Girl, we need to talk. Fat kid to fat kid. The situation is serious. Whitney is gone. You’re the only left one who can SING. (I’m not counting Christina because she doesn’t seem to want to put down a donut long enough to belt out her one verse in “Lady Marmalade.”) We need you and we want to like you. Your voice is a once in a generation phenomenon. It’s so good that people overlook your weird fascination with Hello Kitty, and girl that shit ain’t right. Plus, we know that you’re a good person and a good friend. You always let Jermaine Dupri get a cameo and you’re probably paying Da Brat’s mortgage after she went to prison for beating that hostess in the back of the head with a rum bottle. While you’re a great friend, it seems they are not. I’m basing that on this picture. You and I would be great friends. (We could sit up in your penthouse sipping champagne together and getting down on some Entenmann’s cheese danish while we laugh at all the poor people below us about how poor they are and then write song lyrics that remind them of how sad they are but don’t worry we’ll be your inspiration and we could call the album THE SUNBURST CARNIVAL OF MIMI AND JOHNNY O and for the album cover you could be sliding on a rainbow into a pot of gold and I could be bursting out of the sun!).  So let me break this down for you as a friend, fat kid to fat kid:

  1. I get that the kids made fun of you because you were bi-racial, but you’ve sold 100 million records so let go of the need to prove something. Every adult who isn’t living in a 25 million dollar Hello Kitty decorated Manhattan penthouse knows that bi-racial people are the most beautiful, and every gay would adopt a bi-racial baby if they could. Just embrace the fact that you’re a big girl.  Don’t worry; all of your fans are bigger than you anyway so it doesn’t matter.

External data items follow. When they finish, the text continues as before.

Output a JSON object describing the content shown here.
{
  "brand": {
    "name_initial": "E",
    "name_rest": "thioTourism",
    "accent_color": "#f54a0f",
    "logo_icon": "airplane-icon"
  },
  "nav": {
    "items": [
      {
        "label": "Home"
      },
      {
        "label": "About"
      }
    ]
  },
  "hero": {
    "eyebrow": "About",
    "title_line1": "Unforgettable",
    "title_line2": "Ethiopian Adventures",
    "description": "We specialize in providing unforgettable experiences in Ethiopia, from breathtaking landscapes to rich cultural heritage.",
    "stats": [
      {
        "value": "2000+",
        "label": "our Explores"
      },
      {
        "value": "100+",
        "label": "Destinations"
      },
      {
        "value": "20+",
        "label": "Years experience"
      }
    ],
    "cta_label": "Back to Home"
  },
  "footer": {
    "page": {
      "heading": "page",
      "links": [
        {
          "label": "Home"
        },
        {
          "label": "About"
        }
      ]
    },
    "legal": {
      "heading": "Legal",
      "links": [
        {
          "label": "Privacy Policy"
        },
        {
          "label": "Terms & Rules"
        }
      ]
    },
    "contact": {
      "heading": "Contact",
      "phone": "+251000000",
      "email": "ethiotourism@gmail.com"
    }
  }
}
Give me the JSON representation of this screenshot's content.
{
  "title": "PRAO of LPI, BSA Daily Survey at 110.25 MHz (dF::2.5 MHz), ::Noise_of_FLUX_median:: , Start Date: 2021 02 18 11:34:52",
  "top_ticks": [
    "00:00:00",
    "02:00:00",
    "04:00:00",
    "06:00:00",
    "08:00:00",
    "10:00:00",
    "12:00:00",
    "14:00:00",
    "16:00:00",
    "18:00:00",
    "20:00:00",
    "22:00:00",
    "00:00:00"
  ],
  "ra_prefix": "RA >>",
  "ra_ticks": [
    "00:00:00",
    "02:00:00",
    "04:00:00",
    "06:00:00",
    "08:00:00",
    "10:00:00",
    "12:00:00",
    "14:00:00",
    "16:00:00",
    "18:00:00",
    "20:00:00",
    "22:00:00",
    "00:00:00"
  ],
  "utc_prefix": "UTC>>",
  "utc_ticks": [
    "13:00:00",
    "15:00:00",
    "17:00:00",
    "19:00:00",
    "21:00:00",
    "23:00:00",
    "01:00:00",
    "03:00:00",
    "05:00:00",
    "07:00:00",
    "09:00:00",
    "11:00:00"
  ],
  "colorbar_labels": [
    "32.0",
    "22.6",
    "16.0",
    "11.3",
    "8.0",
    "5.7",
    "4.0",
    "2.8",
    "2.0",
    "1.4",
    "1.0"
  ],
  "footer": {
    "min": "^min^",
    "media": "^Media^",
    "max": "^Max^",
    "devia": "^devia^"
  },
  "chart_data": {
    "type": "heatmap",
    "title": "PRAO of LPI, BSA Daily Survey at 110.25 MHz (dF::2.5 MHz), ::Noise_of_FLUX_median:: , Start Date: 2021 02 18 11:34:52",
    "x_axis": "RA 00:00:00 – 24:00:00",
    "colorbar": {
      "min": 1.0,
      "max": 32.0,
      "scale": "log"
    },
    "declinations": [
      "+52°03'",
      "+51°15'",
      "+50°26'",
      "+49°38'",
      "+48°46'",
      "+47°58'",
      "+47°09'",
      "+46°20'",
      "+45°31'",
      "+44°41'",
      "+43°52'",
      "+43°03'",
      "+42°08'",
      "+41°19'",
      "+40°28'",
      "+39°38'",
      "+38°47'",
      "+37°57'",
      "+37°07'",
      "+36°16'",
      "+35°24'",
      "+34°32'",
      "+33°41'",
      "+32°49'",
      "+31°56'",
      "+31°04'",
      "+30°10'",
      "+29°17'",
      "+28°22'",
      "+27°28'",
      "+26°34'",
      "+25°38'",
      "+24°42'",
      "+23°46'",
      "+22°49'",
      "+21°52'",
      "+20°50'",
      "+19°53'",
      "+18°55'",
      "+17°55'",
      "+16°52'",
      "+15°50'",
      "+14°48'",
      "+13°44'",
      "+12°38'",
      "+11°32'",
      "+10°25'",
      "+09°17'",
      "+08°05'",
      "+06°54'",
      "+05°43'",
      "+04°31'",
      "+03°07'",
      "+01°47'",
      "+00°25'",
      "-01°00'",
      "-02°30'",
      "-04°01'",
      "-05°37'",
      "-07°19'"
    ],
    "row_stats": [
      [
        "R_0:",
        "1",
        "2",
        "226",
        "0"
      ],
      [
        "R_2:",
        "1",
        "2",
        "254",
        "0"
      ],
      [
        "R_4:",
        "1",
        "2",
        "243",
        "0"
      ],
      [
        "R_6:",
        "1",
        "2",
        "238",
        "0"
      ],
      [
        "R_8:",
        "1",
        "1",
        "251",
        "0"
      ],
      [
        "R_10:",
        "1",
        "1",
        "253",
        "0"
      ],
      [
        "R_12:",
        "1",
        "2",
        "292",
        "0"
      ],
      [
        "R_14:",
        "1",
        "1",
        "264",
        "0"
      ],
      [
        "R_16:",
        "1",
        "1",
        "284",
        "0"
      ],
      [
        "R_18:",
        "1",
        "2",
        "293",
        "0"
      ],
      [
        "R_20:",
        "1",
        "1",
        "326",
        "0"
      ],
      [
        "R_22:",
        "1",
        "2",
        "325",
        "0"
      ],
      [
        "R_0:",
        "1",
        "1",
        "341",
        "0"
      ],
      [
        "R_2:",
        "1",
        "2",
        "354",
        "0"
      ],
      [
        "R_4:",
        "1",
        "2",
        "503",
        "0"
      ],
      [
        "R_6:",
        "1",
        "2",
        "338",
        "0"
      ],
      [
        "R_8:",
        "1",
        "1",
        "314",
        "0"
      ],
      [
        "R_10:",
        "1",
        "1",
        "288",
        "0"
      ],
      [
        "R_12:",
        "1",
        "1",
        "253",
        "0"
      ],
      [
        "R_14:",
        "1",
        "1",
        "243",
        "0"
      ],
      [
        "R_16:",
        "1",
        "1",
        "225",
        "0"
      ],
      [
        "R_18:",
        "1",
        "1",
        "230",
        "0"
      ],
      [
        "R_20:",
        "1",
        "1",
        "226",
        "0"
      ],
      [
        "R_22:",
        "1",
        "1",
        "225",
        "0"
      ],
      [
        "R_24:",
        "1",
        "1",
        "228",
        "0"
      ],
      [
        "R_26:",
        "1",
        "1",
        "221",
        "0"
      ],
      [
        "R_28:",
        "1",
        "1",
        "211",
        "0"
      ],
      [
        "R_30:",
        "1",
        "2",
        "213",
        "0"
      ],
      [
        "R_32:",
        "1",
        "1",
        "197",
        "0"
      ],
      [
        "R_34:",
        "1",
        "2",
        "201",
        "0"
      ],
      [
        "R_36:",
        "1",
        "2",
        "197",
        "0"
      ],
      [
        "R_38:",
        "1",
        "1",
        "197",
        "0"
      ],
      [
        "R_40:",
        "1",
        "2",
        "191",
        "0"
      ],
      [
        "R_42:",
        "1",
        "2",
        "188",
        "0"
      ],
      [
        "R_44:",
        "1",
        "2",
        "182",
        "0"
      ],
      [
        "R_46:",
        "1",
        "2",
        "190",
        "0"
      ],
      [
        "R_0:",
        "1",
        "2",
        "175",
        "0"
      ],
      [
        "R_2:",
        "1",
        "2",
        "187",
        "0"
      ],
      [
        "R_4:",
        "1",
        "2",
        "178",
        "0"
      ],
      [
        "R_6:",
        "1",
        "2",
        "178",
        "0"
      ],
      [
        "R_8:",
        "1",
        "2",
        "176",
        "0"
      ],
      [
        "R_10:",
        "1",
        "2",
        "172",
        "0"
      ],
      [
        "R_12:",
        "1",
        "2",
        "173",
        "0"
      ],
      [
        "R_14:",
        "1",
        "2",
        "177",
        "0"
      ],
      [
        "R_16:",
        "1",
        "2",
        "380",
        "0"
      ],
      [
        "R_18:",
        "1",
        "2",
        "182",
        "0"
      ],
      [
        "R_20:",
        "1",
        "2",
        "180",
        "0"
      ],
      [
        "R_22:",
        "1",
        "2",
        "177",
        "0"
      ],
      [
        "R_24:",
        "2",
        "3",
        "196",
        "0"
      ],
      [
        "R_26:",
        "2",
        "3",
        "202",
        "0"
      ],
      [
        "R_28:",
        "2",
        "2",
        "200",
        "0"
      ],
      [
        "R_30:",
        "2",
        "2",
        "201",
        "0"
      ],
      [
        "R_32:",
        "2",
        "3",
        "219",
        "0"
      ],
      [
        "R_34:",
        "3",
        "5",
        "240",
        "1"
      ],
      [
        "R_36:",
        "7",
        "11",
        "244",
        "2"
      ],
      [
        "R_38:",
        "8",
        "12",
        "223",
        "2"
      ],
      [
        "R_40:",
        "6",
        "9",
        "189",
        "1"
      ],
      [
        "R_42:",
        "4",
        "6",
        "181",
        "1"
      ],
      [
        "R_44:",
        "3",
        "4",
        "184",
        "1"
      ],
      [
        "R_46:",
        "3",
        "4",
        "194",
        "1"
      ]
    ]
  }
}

  2. I don’t know what size that dress is, but I do know it’s not your size.
  3. What I do like about this is it reminds me of the video for your song “Honey.” You looked great in that. What I don’t like is that you seemed to have doubled in size since then, but your clothes have gotten smaller. Have your maid Lupe check the settings on your dryer because something is amiss.
  4. Judging by the above pic you must still be breastfeeding, which is great! What’s not great is your lack of a bra (Or as you might say on a champagne and xanax tinged QVC appearance, brassiere dahling). Have you ever had an ice cream sundae (duh, of course you have) that starts to melt quicker than you can eat it (mmmm probably not, but stay with me) and it starts sliding off? That’s your left boob in this pic girl.
  5. Stop trying to be J. Lo. You have a discernible talent. She does not. That’s why she has to work so hard. She always has. While she was ON the 6 coming in from the Bronx you were already on the Upper West Side trying to Make it Happen. Just show up in something that actually fits you and sing.
  6. Who the F— is Meek Mill and do I have to get into him too? Couldn’t you have just featured Lil’ Wayne and called it a day?
  7. Or how about Diddy?
  8. Yeah I know J. Lo hit it, but you had him first in a bad ass jet skiing scene from the Honey video!
  9. I don’t know where this photo took place. It looks like the gold encrusted basement of your Egyptian pyramid (don’t front- you know you know you got pyramid money) but it looks like it’s hot therrrre (speaking of- how about Nelly???- he would have been a great cameo!). Your skin looks…moist. So maybe cut off some of the six feet of synthetic hair you’re wearing?
  10. As your husband the terribly annoying indefatigable Nick Cannon knows, America’s Got Talent. Assuming he’s American and not one of J. Lo’s cousins from Puerto Rico that you have to employ because she’s too busy to habla with him, I would suggest the guy who Photoshopped this pic as a finalist. Cause He. Got. Talent.